Такое объяснение немного успокоило ребенка. Он видал уже белых мышек и не боялся их. Тем не менее он через минуту снова подал свой голосок:

– Сударь!

– Ну?

– А почему у нас нет кошки?

– У меня была кошка, но ее съели.

Это второе объяснение уничтожило действие первого, и мальчуган снова начал тревожиться. Между ним и Гаврошем снова возобновился следующий разговор:

– Сударь!

– Ну еще что?

– Кого это съели?

– Кошку.

– А кто же ее съел?

– Крысы.

– Мыши?

– Да, крысы.

Пораженный тем, что находится в обществе мышей, которые съедают кошек, ребенок продолжал:

– Сударь, а нас не съедят эти мыши?

– Наверное, они не прочь бы это сделать, – отвечал Гаврош, но, видя, что ребенок совсем замер от ужаса, прибавил:

– Не бойся, цыпленок!
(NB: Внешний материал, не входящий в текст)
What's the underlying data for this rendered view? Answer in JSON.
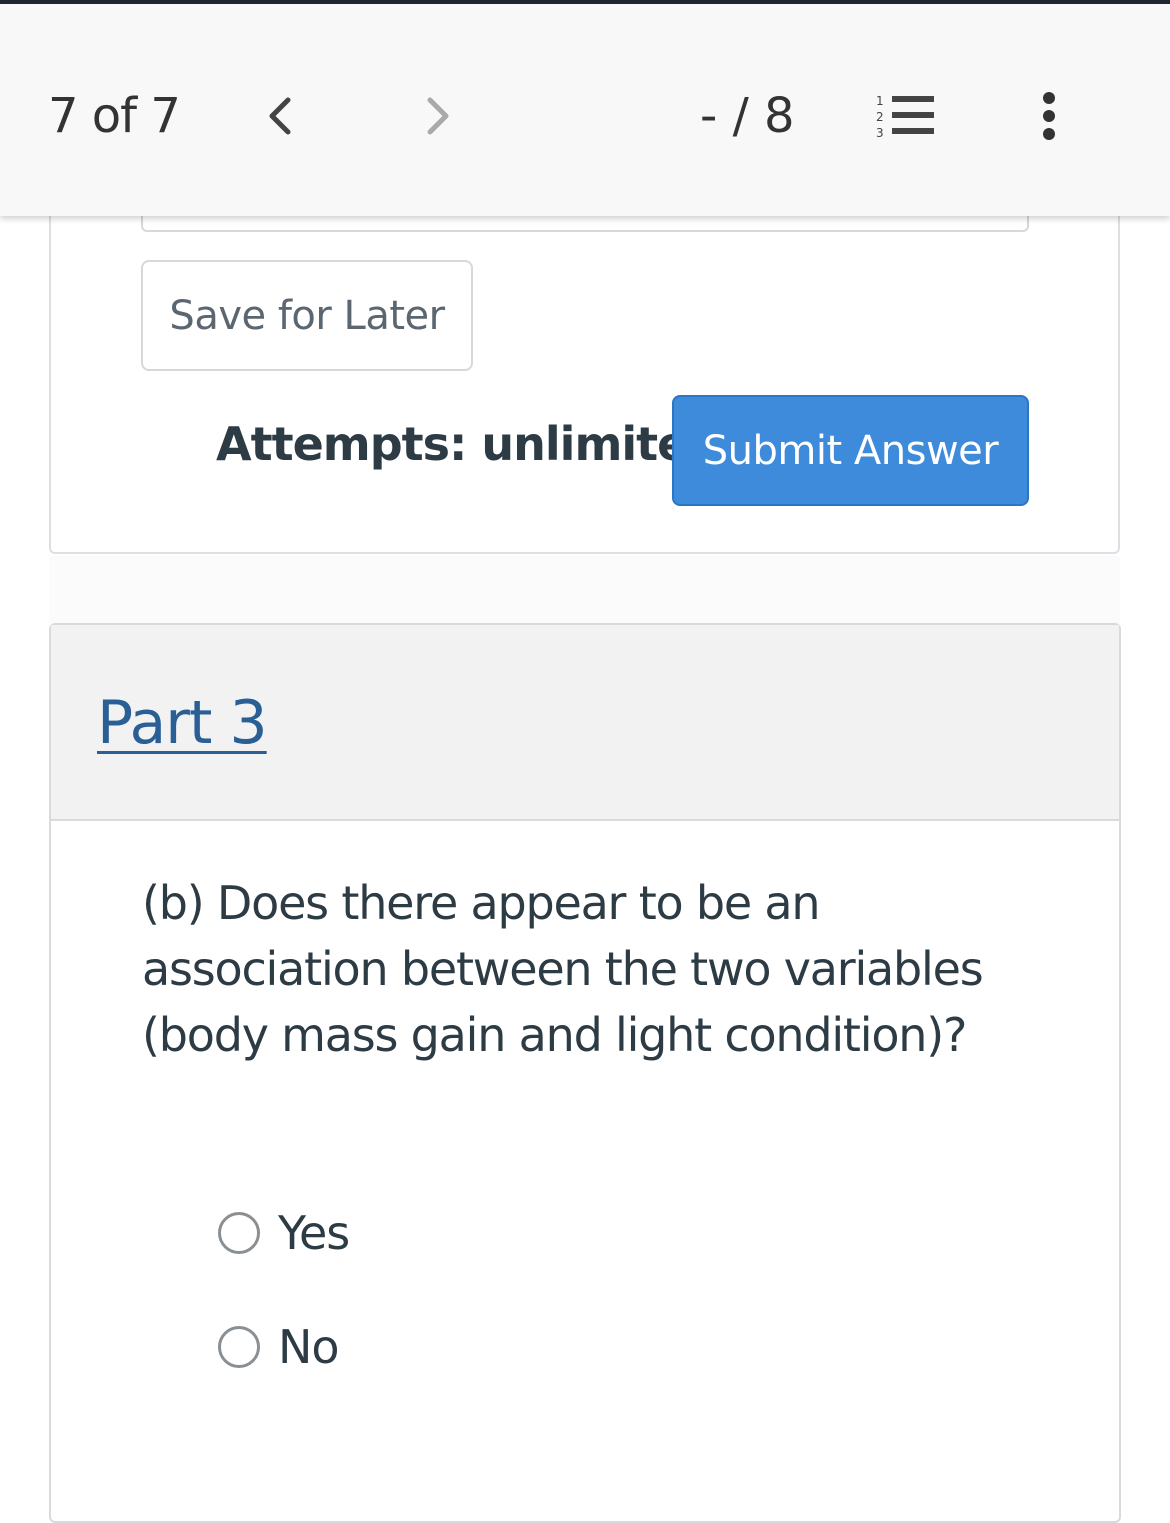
{
  "header": {
    "counter": "7 of 7",
    "score": "- / 8",
    "icons": {
      "prev": "chevron-left-icon",
      "next": "chevron-right-icon",
      "list": "numbered-list-icon",
      "more": "more-vertical-icon"
    }
  },
  "part2": {
    "save_label": "Save for Later",
    "attempts_label": "Attempts: unlimited",
    "submit_label": "Submit Answer"
  },
  "part3": {
    "title": "Part 3",
    "question": "(b) Does there appear to be an association between the two variables (body mass gain and light condition)?",
    "options": [
      {
        "label": "Yes",
        "selected": false
      },
      {
        "label": "No",
        "selected": false
      }
    ]
  },
  "colors": {
    "accent": "#3f8bdb",
    "link": "#2a5f96",
    "text": "#2d3b45"
  }
}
Мыши не могут пробраться к нам. Да и потом ведь я здесь. На вот, возьми мою руку. Молчи и спи.

С этими словами он протянул руку ребенку, который прижался к ней и успокоился. Мужество и сила таинственным способом передаются от одного к другому.

Звук голоса испугал и отогнал крыс. На время вокруг шалаша водворилась полная тишина. Но через несколько минут крысы снова вернулись и с еще большим ожесточением принялись за решетку. К счастью, мальчики уже крепко спали и ничего не слыхали.

Часы шли за часами. Мрак окутывал огромную площадь Бастилии. Холодный, настоящий зимний ветер, смешанный с дождем, бушевал, как в степи. Патрули обшныривали ворота, аллеи, огороженные места, темные закоулки и в поисках ночных бродяг молча проходили мимо слона. Застыв в своей неподвижной позе, с широко открытыми глазами, чудовище казалось погруженным в раздумье о том добром деле, которое оно совершило, приютив от непогоды и от людей бедных, сладко теперь спавших в нем детей.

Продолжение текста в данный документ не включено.